Pada minggu kedua setelah pembukaan bursa, misalnya, minimal pembelian dikurangi dari 25 metrik ton minyak sawit per lot menjadi hanya 5 metrik ton per lot. Sesi perdagangan juga dikurangi menjadi hanya dua sesi, yakni pukul 09.30-17.00 dan pukul 20.00-22.00. Di awal, sesi perdagangan dibuka tiga sesi, dengan masing-masing sesi satu jam pada pagi, siang, dan malam hari.
”Kami juga buat penyelesaian menjadi cash settlement atau penyelesaian secara tunai,” kata Wakil Presiden ICDX Yohanes F Silaen, saat dihubungi, Kamis (2/11/2023). Mereka juga membuka perdagangan kontrak berjangka CPO berdenominasi rupiah (CPOTR) untuk meningkatkan volume perdagangan.
Sekretaris Jenderal Serikat Petani Kelapa Sawit Mansuetus Darto kepada Kompas berpendapat, target pembentukan harga referensi itu akan sulit diwujudkan karena penyelenggara bursa harus bisa memengaruhi perusahaan sawit besar yang menguasai sekitar 70 persen dari ribuan perusahaan sawit di Indonesia.
”Sementara, perusahaan besar itu membawa konteks politik dagang ke dalam negeri, di mana di dalam negeri mereka punya kekuatan dan bisa pengaruhi apa saja,” ujarnya.
Politik para pemain besar itu di Bursa CPO, menurut Mansuetus, akan menimbulkan masalah baru dalam tata kelola perdagangan sawit. Pada akhirnya, ini akan berdampak pada perusahan sawit skala kecil hingga petani, yang diyakinkan akan bisa mendapatkan untung dari harga referensi yang tercipta di Bursa CPO nantinya.
”Jadi, bursa itu enggak cocok untuk konteks ketimpangan sawit di Indonesia yang didominasi pemain besar,” ucapnya.
Di sisi lain, Ketua Gabungan Pengusaha Kelapa Sawit Indonesia (Gapki) Eddy Martono mengatakan, pelaku usaha hanya memerlukan insentif untuk masuk ke Bursa CPO. Penyelenggara bursa diketahui memasang biaya-biaya di luar transaksi perdagangan.
Sebut saja biaya anggota bursa sekitar Rp 60 juta per tahun, kemudian biaya jaminan transaksi senilai Rp 32 juta. Jaminan itu menurut ICDX digunakan untuk menjamin risiko jika terjadi wanprestasi dalam transaksi.

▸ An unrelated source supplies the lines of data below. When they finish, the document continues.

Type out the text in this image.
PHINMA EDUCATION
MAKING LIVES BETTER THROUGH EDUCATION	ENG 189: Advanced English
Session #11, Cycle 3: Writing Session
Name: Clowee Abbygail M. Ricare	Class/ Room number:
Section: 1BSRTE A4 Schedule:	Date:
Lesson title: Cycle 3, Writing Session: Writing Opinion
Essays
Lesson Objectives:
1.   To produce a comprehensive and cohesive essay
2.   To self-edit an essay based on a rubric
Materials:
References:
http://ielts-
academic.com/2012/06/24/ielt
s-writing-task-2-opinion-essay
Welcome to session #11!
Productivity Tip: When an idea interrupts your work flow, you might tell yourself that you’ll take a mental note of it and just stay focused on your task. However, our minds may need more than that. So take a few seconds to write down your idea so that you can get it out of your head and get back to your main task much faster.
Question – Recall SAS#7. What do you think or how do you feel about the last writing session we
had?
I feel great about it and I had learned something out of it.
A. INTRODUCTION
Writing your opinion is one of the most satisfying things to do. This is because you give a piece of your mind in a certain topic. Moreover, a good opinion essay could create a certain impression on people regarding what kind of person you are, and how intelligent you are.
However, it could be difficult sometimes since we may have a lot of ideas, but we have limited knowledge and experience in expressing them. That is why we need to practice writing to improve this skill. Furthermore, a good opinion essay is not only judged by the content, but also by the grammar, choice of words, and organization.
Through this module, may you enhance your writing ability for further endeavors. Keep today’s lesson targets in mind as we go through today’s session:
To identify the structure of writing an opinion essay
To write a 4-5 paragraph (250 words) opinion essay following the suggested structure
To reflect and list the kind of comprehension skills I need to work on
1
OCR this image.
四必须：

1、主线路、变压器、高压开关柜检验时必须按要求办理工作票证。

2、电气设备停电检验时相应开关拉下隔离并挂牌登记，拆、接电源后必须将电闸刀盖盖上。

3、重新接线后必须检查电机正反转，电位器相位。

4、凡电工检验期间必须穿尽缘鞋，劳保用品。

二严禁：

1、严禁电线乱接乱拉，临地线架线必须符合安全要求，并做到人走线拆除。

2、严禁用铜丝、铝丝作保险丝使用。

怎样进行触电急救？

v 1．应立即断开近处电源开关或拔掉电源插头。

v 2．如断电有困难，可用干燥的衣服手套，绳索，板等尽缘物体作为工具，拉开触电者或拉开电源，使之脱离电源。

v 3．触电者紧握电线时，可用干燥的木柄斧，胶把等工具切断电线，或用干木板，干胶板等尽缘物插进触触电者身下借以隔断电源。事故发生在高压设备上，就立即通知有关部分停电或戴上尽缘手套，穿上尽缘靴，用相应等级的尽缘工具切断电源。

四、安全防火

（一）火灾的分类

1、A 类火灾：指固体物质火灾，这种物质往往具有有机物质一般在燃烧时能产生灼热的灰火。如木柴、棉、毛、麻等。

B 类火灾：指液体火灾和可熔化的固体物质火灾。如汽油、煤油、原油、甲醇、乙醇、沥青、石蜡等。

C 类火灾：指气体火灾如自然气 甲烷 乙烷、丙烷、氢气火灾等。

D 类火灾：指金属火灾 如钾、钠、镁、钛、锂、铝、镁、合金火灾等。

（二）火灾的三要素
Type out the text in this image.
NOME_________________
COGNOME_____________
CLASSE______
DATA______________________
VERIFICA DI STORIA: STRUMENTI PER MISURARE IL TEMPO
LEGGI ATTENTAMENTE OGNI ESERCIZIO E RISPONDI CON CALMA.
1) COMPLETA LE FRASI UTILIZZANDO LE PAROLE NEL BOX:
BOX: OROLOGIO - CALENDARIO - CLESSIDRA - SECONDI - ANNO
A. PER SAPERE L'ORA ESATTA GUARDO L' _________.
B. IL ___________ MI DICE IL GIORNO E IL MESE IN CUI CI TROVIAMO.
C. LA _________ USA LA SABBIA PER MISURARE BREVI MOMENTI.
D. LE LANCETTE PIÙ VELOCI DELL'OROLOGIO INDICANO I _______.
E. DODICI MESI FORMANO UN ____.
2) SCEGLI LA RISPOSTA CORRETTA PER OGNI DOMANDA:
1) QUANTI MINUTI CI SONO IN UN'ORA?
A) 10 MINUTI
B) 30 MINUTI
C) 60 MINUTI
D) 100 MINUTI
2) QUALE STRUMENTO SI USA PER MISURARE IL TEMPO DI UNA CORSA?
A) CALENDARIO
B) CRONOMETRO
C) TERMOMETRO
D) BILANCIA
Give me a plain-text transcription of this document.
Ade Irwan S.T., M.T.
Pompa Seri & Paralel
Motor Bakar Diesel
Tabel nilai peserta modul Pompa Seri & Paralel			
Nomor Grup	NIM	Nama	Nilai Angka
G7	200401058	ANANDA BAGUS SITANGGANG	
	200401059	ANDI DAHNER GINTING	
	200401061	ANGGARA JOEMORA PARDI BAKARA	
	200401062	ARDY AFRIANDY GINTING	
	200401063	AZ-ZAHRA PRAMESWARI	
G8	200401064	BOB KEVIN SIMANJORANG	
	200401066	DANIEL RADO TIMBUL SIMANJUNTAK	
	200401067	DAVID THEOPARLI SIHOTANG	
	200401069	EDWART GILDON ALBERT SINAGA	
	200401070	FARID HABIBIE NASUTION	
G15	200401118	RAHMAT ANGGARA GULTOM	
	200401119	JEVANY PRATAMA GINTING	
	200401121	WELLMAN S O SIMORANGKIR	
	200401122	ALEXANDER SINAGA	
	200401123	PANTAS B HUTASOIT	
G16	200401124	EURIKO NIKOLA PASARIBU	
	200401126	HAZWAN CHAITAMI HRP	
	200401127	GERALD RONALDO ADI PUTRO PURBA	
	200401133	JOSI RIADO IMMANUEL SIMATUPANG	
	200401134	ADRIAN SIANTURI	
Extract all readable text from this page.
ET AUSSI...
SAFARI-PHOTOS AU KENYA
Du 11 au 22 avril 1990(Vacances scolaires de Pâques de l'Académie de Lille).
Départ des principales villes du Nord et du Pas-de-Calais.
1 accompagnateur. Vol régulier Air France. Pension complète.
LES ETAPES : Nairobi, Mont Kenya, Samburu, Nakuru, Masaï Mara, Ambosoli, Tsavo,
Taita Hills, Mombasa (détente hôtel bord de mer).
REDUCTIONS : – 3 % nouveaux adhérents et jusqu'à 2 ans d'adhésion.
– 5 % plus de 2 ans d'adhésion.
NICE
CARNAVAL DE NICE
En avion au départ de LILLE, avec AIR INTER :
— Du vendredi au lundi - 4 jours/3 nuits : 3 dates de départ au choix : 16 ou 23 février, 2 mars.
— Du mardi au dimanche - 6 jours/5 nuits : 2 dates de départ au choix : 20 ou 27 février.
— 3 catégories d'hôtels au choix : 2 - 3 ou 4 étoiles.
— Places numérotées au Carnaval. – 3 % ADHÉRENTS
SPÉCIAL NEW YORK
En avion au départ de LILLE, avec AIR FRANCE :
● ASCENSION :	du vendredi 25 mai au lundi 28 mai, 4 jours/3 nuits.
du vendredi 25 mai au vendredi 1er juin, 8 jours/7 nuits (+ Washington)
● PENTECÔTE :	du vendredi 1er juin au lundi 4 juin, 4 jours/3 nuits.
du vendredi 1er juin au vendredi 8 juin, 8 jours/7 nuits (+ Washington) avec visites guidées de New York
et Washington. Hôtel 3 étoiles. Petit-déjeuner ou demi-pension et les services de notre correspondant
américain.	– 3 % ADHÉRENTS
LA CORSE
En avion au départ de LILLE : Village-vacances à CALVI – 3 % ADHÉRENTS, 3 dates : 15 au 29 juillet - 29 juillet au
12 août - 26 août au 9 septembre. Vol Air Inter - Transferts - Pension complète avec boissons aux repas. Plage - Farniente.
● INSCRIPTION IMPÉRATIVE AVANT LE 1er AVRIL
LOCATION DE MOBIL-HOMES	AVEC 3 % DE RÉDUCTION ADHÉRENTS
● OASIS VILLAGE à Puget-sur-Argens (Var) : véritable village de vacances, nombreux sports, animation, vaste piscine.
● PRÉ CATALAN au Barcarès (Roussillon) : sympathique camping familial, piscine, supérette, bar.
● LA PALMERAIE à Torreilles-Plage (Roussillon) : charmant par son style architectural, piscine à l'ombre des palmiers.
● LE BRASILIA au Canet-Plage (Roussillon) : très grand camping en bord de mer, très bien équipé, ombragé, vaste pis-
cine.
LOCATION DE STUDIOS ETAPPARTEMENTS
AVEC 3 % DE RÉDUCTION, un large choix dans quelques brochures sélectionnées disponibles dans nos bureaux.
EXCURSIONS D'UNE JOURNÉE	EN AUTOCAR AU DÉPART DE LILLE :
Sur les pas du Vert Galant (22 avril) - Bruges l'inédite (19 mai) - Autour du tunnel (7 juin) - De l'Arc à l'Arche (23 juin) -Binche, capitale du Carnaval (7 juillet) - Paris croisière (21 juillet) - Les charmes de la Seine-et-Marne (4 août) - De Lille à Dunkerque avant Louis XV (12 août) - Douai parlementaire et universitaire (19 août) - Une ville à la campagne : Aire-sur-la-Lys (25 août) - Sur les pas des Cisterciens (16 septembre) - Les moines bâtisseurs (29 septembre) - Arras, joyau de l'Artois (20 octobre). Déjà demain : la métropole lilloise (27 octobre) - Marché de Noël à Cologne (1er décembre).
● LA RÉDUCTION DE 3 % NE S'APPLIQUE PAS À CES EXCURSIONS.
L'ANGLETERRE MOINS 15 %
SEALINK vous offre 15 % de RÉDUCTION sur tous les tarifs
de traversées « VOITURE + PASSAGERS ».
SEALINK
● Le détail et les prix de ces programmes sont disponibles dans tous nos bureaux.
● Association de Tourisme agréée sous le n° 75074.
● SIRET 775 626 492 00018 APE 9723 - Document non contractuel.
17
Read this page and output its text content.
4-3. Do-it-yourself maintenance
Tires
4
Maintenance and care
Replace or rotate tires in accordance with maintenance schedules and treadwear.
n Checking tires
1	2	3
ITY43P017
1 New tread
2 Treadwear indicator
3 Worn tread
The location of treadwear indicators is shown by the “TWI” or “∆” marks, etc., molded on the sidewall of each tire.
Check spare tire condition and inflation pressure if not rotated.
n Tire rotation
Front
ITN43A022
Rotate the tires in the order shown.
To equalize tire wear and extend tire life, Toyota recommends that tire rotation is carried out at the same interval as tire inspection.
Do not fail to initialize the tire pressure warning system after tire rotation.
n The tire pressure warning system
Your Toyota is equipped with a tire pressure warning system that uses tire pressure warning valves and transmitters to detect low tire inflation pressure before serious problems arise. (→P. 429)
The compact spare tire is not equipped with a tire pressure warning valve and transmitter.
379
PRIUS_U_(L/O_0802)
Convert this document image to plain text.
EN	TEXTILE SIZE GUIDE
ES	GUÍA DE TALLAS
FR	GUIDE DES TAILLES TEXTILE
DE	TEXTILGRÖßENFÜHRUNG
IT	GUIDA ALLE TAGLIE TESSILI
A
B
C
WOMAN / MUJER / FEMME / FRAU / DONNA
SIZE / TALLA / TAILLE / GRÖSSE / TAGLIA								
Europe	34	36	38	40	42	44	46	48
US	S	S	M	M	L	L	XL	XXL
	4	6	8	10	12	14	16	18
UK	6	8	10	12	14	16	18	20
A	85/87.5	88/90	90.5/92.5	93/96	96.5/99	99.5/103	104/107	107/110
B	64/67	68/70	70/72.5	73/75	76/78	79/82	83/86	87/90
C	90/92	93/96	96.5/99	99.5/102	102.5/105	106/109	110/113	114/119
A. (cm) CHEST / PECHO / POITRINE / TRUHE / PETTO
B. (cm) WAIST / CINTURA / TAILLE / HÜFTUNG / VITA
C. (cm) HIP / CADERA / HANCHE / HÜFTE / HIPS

”Sekarang untuk lokal, kan, transaksinya B to B tidak terkena biaya apa pun. Kalau di bursa, kan, ada biaya member dan biaya transaksi. Ini yang perlu dipikirkan bagaimana supaya penjual dan pembeli tertarik masuk bursa,” ucapnya (Kompas.id, 3/11/2023).
Jika biaya itu tidak bisa dihindari, ia meminta pemerintah memikirkan skema insentif agar mengurangi beban modal pelaku usaha. Menurut dia, hal itu sudah disampaikan kepada pemerintah.